International Ass'n of Firefighters, Local 463 v. City of Johnstown

Opinion by

Judge Blatt,

We are asked in this appeal from the Court of Common Pleas of Cambria County whether or not the timetable provisions for binding arbitration are mandatory under the Act of June 24, 1968, P. L. 287, 43 P. S. §217.1 et seq. (Act 111) which gives policeman and firemen employed by political subdivisions of the Commonwealth the right to collective bargaining.

Section 3 of Act 111, 43 P. S. §217.3, provides:

“Collective bargaining shall begin at least six months before the start of the fiscal year of the political subdivision . . . and any request for arbitration . . . shall be made at least one hundred ten days before the start of said fiscal year.”

In this case, the International Association of Firefighters, Local 463 (Union) had timely notified the City of Johns-town (City ) on June 28,1974, that it desired to negotiate a new collective bargaining agreement for the fiscal year beginning January 1, 1975. The record indicates, however, that the parties did not vigorously attempt to begin negotiations until September 9, 1974 at which time the Union requested in writing that the City set a time for negotiations. An initial negotiation session was then scheduled and held on September 21,1974. By October 22, 1974 three additional sessions had been held without, however, resolving all of the issues raised by the Union de*225mands. On October 22, therefore, the parties had reached an impasse as determined by Section 4(a) of Act 111, 48 P. S. §217.4 (a)1 and the Union requested the appointment of a board of arbitrators as provided by that section. The City, however, refused on the basis that the time limit set for arbitration under Section 3, which it held to be mandatory, had expired on September. 13, 1974. This action in mandamus was then filed by the Union to compel the City to appoint an arbitrator pursuant to Act 111. The court below, reasoning that the City had waived the 110-day requirement of the Act by its failure to commence timely negotiations upon the Union’s earlier requests, ordered the City to appoint an arbitrator and directed the parties to proceed to arbitration. This appeal followed along with an application for supersedeas which we granted on February 11, 1975. Now, as to the merits of the appeal, we reverse.
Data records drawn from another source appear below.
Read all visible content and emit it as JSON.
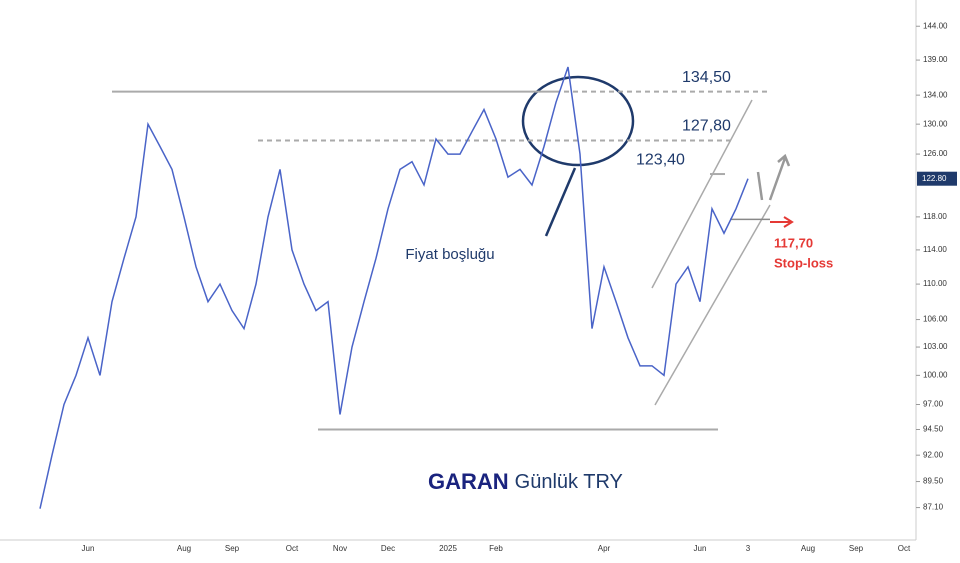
{
  "chart_data": {
    "type": "line",
    "title": "GARAN",
    "subtitle": "Günlük TRY",
    "categories": [
      null,
      null,
      null,
      null,
      "Jun",
      null,
      null,
      null,
      null,
      null,
      null,
      null,
      "Aug",
      null,
      null,
      null,
      "Sep",
      null,
      null,
      null,
      null,
      "Oct",
      null,
      null,
      null,
      "Nov",
      null,
      null,
      null,
      "Dec",
      null,
      null,
      null,
      null,
      "2025",
      null,
      null,
      null,
      "Feb",
      null,
      null,
      null,
      null,
      null,
      null,
      null,
      null,
      "Apr",
      null,
      null,
      null,
      null,
      null,
      null,
      null,
      "Jun",
      null,
      null,
      null,
      "3",
      null,
      null,
      null,
      null,
      "Aug",
      null,
      null,
      null,
      "Sep",
      null,
      null,
      null,
      "Oct"
    ],
    "series": [
      {
        "color": "#4a64c8",
        "values": [
          87,
          92,
          97,
          100,
          104,
          100,
          108,
          113,
          118,
          130,
          127,
          124,
          118,
          112,
          108,
          110,
          107,
          105,
          110,
          118,
          124,
          114,
          110,
          107,
          108,
          96,
          103,
          108,
          113,
          119,
          124,
          125,
          122,
          128,
          126,
          126,
          129,
          132,
          128,
          123,
          124,
          122,
          127,
          133,
          138,
          126,
          105,
          112,
          108,
          104,
          101,
          101,
          100,
          110,
          112,
          108,
          119,
          116,
          119,
          122.8,
          null,
          null,
          null,
          null,
          null,
          null,
          null,
          null,
          null,
          null,
          null,
          null,
          null
        ]
      }
    ],
    "ylim": [
      84.2,
      148
    ],
    "log_scale": true,
    "yticks": [
      {
        "value": 144,
        "label": "144.00"
      },
      {
        "value": 139,
        "label": "139.00"
      },
      {
        "value": 134,
        "label": "134.00"
      },
      {
        "value": 130,
        "label": "130.00"
      },
      {
        "value": 126,
        "label": "126.00"
      },
      {
        "value": 118,
        "label": "118.00"
      },
      {
        "value": 114,
        "label": "114.00"
      },
      {
        "value": 110,
        "label": "110.00"
      },
      {
        "value": 106,
        "label": "106.00"
      },
      {
        "value": 103,
        "label": "103.00"
      },
      {
        "value": 100,
        "label": "100.00"
      },
      {
        "value": 97,
        "label": "97.00"
      },
      {
        "value": 94.5,
        "label": "94.50"
      },
      {
        "value": 92,
        "label": "92.00"
      },
      {
        "value": 89.5,
        "label": "89.50"
      },
      {
        "value": 87.1,
        "label": "87.10"
      }
    ],
    "last_price": {
      "value": 122.8,
      "label": "122.80"
    },
    "levels": [
      {
        "value": 134.5,
        "label": "134,50"
      },
      {
        "value": 127.8,
        "label": "127,80"
      },
      {
        "value": 123.4,
        "label": "123,40"
      },
      {
        "value": 94.5
      }
    ],
    "stop_loss": {
      "value": 117.7,
      "label": "117,70",
      "text": "Stop-loss"
    },
    "annotation": "Fiyat boşluğu"
  }
}
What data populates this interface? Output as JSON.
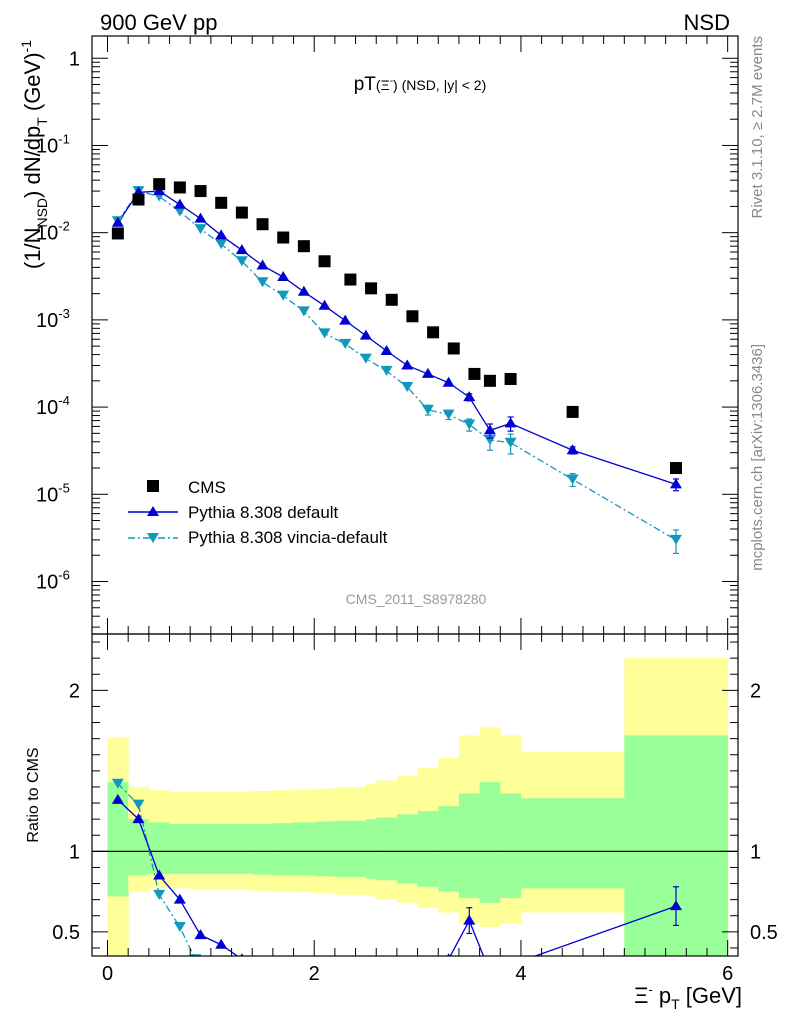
{
  "header": {
    "left": "900 GeV pp",
    "right": "NSD"
  },
  "plot_title": {
    "main": "pT",
    "paren": "(Ξ",
    "sup": "-",
    "rest": ") (NSD, |y| < 2)"
  },
  "side_labels": {
    "rivet": "Rivet 3.1.10, ≥ 2.7M events",
    "mcplots": "mcplots.cern.ch [arXiv:1306.3436]"
  },
  "watermark": "CMS_2011_S8978280",
  "y_axis_label": {
    "a": "(1/N",
    "b": "NSD",
    "c": ") dN/dp",
    "d": "T",
    "e": " (GeV)",
    "f": "-1"
  },
  "ratio_label": "Ratio to CMS",
  "x_axis_label": {
    "a": "Ξ",
    "b": "-",
    "c": " p",
    "d": "T",
    "e": " [GeV]"
  },
  "upper_ticks": [
    {
      "label": "1",
      "exp": ""
    },
    {
      "label": "10",
      "exp": "-1"
    },
    {
      "label": "10",
      "exp": "-2"
    },
    {
      "label": "10",
      "exp": "-3"
    },
    {
      "label": "10",
      "exp": "-4"
    },
    {
      "label": "10",
      "exp": "-5"
    },
    {
      "label": "10",
      "exp": "-6"
    }
  ],
  "legend": {
    "cms": "CMS",
    "pythia_default": "Pythia 8.308 default",
    "pythia_vincia": "Pythia 8.308 vincia-default"
  },
  "colors": {
    "cms": "#000000",
    "pythia_default": "#0000d0",
    "pythia_vincia": "#1199bb",
    "band_yellow": "#ffff99",
    "band_green": "#99ff99"
  },
  "chart_data": [
    {
      "type": "scatter",
      "log_y": true,
      "xlim": [
        -0.15,
        6.1
      ],
      "ylim": [
        2.5e-07,
        1.8
      ],
      "xticks": [
        0,
        2,
        4,
        6
      ],
      "series": [
        {
          "name": "CMS",
          "x": [
            0.1,
            0.3,
            0.5,
            0.7,
            0.9,
            1.1,
            1.3,
            1.5,
            1.7,
            1.9,
            2.1,
            2.35,
            2.55,
            2.75,
            2.95,
            3.15,
            3.35,
            3.55,
            3.7,
            3.9,
            4.5,
            5.5
          ],
          "y": [
            0.0098,
            0.024,
            0.036,
            0.033,
            0.03,
            0.022,
            0.017,
            0.0125,
            0.0088,
            0.007,
            0.0047,
            0.0029,
            0.0023,
            0.0017,
            0.0011,
            0.00072,
            0.00047,
            0.00024,
            0.0002,
            0.00021,
            8.8e-05,
            2e-05
          ]
        },
        {
          "name": "Pythia 8.308 default",
          "x": [
            0.1,
            0.3,
            0.5,
            0.7,
            0.9,
            1.1,
            1.3,
            1.5,
            1.7,
            1.9,
            2.1,
            2.3,
            2.5,
            2.7,
            2.9,
            3.1,
            3.3,
            3.5,
            3.7,
            3.9,
            4.5,
            5.5
          ],
          "y": [
            0.013,
            0.029,
            0.03,
            0.021,
            0.0145,
            0.0093,
            0.0063,
            0.0042,
            0.0031,
            0.0021,
            0.00145,
            0.00098,
            0.00066,
            0.00044,
            0.0003,
            0.00024,
            0.00019,
            0.00013,
            5.4e-05,
            6.5e-05,
            3.2e-05,
            1.3e-05
          ],
          "err": [
            0,
            0,
            0,
            0,
            0,
            0,
            0,
            0,
            0,
            0,
            0,
            0,
            0,
            0,
            0,
            0,
            0,
            1.2e-05,
            1e-05,
            1.2e-05,
            3e-06,
            2e-06
          ]
        },
        {
          "name": "Pythia 8.308 vincia-default",
          "x": [
            0.1,
            0.3,
            0.5,
            0.7,
            0.9,
            1.1,
            1.3,
            1.5,
            1.7,
            1.9,
            2.1,
            2.3,
            2.5,
            2.7,
            2.9,
            3.1,
            3.3,
            3.5,
            3.7,
            3.9,
            4.5,
            5.5
          ],
          "y": [
            0.0135,
            0.03,
            0.026,
            0.0175,
            0.011,
            0.0074,
            0.0047,
            0.0027,
            0.0019,
            0.00125,
            0.0007,
            0.00053,
            0.00036,
            0.00026,
            0.00017,
            9.3e-05,
            8.2e-05,
            6.3e-05,
            4.2e-05,
            3.9e-05,
            1.48e-05,
            3e-06
          ],
          "err": [
            0,
            0,
            0,
            0,
            0,
            0,
            0,
            0,
            0,
            0,
            0,
            0,
            0,
            0,
            0,
            1.2e-05,
            1e-05,
            1e-05,
            1e-05,
            1e-05,
            2.5e-06,
            9e-07
          ]
        }
      ]
    },
    {
      "type": "line",
      "ylabel": "Ratio to CMS",
      "xlim": [
        -0.15,
        6.1
      ],
      "ylim": [
        0.35,
        2.35
      ],
      "yticks": [
        0.5,
        1,
        2
      ],
      "xticks": [
        0,
        2,
        4,
        6
      ],
      "reference_line": 1,
      "bands": {
        "edges": [
          0,
          0.2,
          0.4,
          0.6,
          0.8,
          1.0,
          1.2,
          1.4,
          1.6,
          1.8,
          2.0,
          2.2,
          2.5,
          2.6,
          2.8,
          3.0,
          3.2,
          3.4,
          3.6,
          3.8,
          4.0,
          5.0,
          6.0
        ],
        "yellow_low": [
          0.35,
          0.75,
          0.77,
          0.77,
          0.76,
          0.76,
          0.76,
          0.755,
          0.75,
          0.745,
          0.74,
          0.73,
          0.72,
          0.7,
          0.68,
          0.65,
          0.62,
          0.55,
          0.53,
          0.55,
          0.62,
          0.35
        ],
        "yellow_high": [
          1.71,
          1.4,
          1.38,
          1.37,
          1.37,
          1.37,
          1.37,
          1.375,
          1.38,
          1.385,
          1.39,
          1.4,
          1.42,
          1.44,
          1.47,
          1.52,
          1.58,
          1.72,
          1.77,
          1.72,
          1.62,
          2.2
        ],
        "green_low": [
          0.72,
          0.85,
          0.86,
          0.86,
          0.86,
          0.86,
          0.86,
          0.855,
          0.85,
          0.85,
          0.845,
          0.84,
          0.83,
          0.82,
          0.8,
          0.78,
          0.75,
          0.71,
          0.68,
          0.71,
          0.77,
          0.35
        ],
        "green_high": [
          1.43,
          1.2,
          1.18,
          1.17,
          1.17,
          1.17,
          1.17,
          1.17,
          1.175,
          1.18,
          1.185,
          1.19,
          1.2,
          1.21,
          1.23,
          1.25,
          1.28,
          1.36,
          1.43,
          1.36,
          1.33,
          1.72
        ]
      },
      "series": [
        {
          "name": "Pythia 8.308 default",
          "x": [
            0.1,
            0.3,
            0.5,
            0.7,
            0.9,
            1.1,
            1.3,
            3.3,
            3.5,
            3.7,
            5.5
          ],
          "y": [
            1.32,
            1.2,
            0.85,
            0.7,
            0.48,
            0.42,
            0.33,
            0.33,
            0.57,
            0.25,
            0.66
          ],
          "err": [
            0,
            0,
            0,
            0,
            0,
            0,
            0,
            0,
            0.08,
            0,
            0.12
          ]
        },
        {
          "name": "Pythia 8.308 vincia-default",
          "x": [
            0.1,
            0.3,
            0.5,
            0.7,
            0.85
          ],
          "y": [
            1.42,
            1.29,
            0.73,
            0.53,
            0.33
          ],
          "err": [
            0,
            0,
            0,
            0,
            0
          ]
        }
      ]
    }
  ]
}
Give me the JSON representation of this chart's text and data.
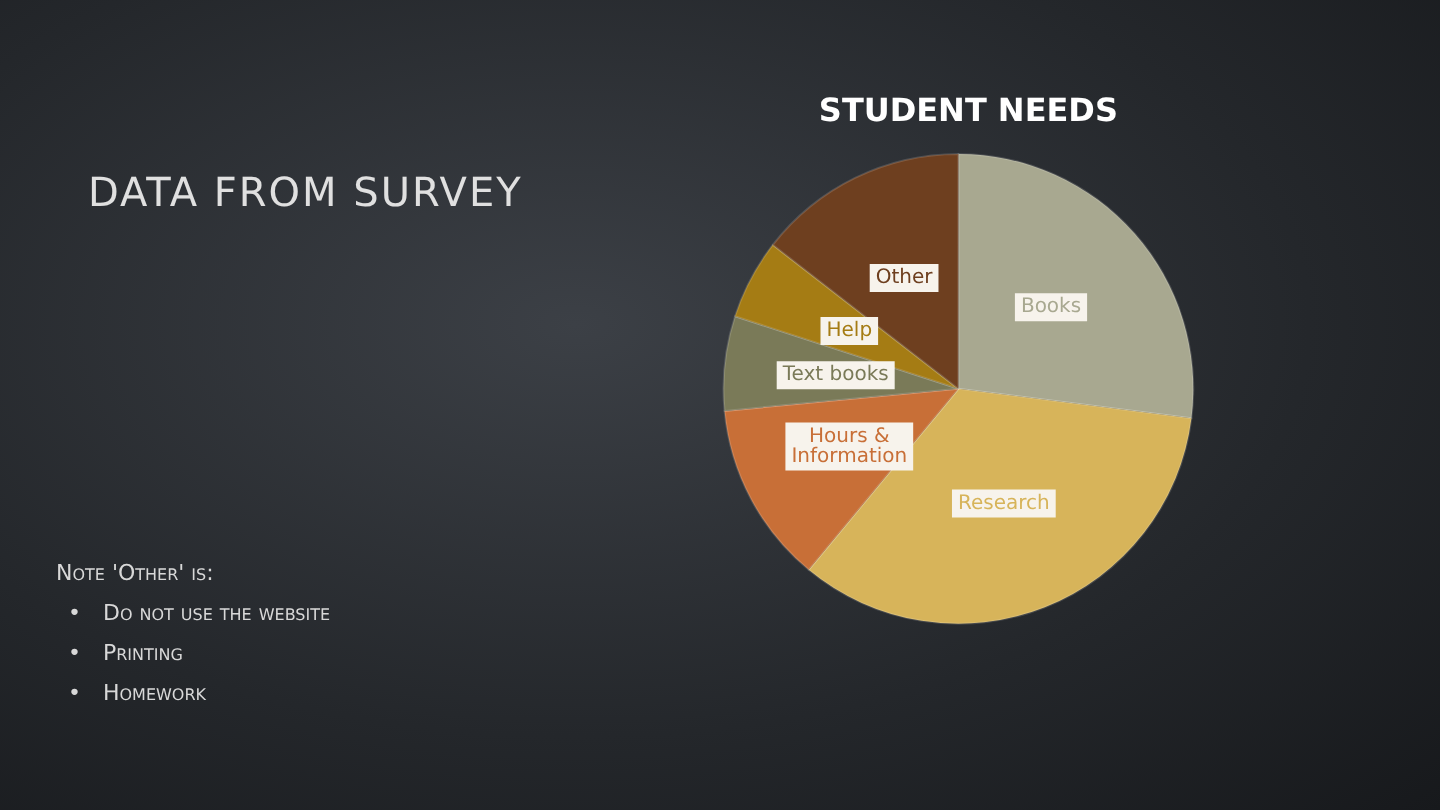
{
  "chart_data": {
    "type": "pie",
    "title": "STUDENT NEEDS",
    "categories": [
      "Books",
      "Research",
      "Hours & Information",
      "Text books",
      "Help",
      "Other"
    ],
    "values": [
      27,
      34,
      12.5,
      6.5,
      5.5,
      14.5
    ],
    "colors": [
      "#a8a890",
      "#d7b45a",
      "#c86f37",
      "#7a7a58",
      "#a57c14",
      "#6e3f1f"
    ],
    "legend": false,
    "annotations": [
      "DATA FROM SURVEY",
      "Note 'Other' is:",
      "• Do not use the website",
      "• Printing",
      "• Homework"
    ]
  }
}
This issue has twice been treated at the Common Pleas level where the timetable provisions in each case were held to be mandatory. Borato v. Town Council of the Borough of Midland, 48 D&C 2d 510 (1969); Local 736 International Association of Firefighters v. City of Williamsport, 47 D&C 2d 317 (1969). We believe that these *226cases were correctly decided and we take the same position here.

Under Act 111, policemen and firemen throughout the Commonwealth obtained bargaining rights which they had not previously enjoyed. A careful analysis of the provisions of the act reveals that the legislature intended to and did establish a very specific and detailed time schedule for the exercise of those rights, a timetable specifically keyed to the public employer’s next fiscal year. For example, the times for the beginning of collective bargaining, for the request for arbitration and for the effective date for any legislation necessary to effectuate the agreement are all computed or determined by counting back from the first day of the subsequent fiscal year. In the case of arbitration, the legislature clearly intended and provided that all arbitration proceedings should be started early enough (i.e. 110 days) before January 17 to be completed in time for the governing body to prepare an appropriate budget and to enact the necessary implementing legislation before the beginning of the new fiscal year.

It is obvious under the act that time is of the essence in collective bargaining between policemen and firemen and their public employers. While we do not here decide that the legislative requirements cannot ,be waived by the mutual consent of the parties, doubtful as that may be, it is clear in this case that there was no such consent expressly given, nor can such be implied from any action of the City. Indeed, when asked to join in the appointment of arbitrators after September 13, the City expressly refused. Act 111, we believe, is designed to protect not only the rights of the collective bargaining agent and of the employer but of the public as well to efficient government through the timely adoption of municipal budgets and of necessary implementing legislation. If the Union here had felt that the City was dilatory in commencing negotiations, it should have taken appropriate action to *227compel compliance within the timetable provisions of the act. Unfortunately, however, although perhaps in good faith, the Union was also dilatory, and has consequently forfeited here its right to binding arbitration by its failure to act in a timely way.

The order of the court below is, therefore, reversed.

. This section reads in part:

“(a) If in any case of a dispute between a public employer and its policemen or firemen employes the collective bargaining process reaches an impasse and stalemate, or if the appropriate lawmaking body does not approve the agreement reached by collective bargaining, with the result that said employers and employes are unable to effect a settlement, then either party to the dispute, after written notice to the other party containing specifications of the issue or issues in dispute, may request the appointment of a board of arbitration.
For purposes of this section, an impasse or stalemate shall be deemed to occur in the collective bargaining process if the parties do not reach a settlement of the issue or issues in dispute by way of a written agreement within thirty days after collective bargaining proceedings have been initiated.”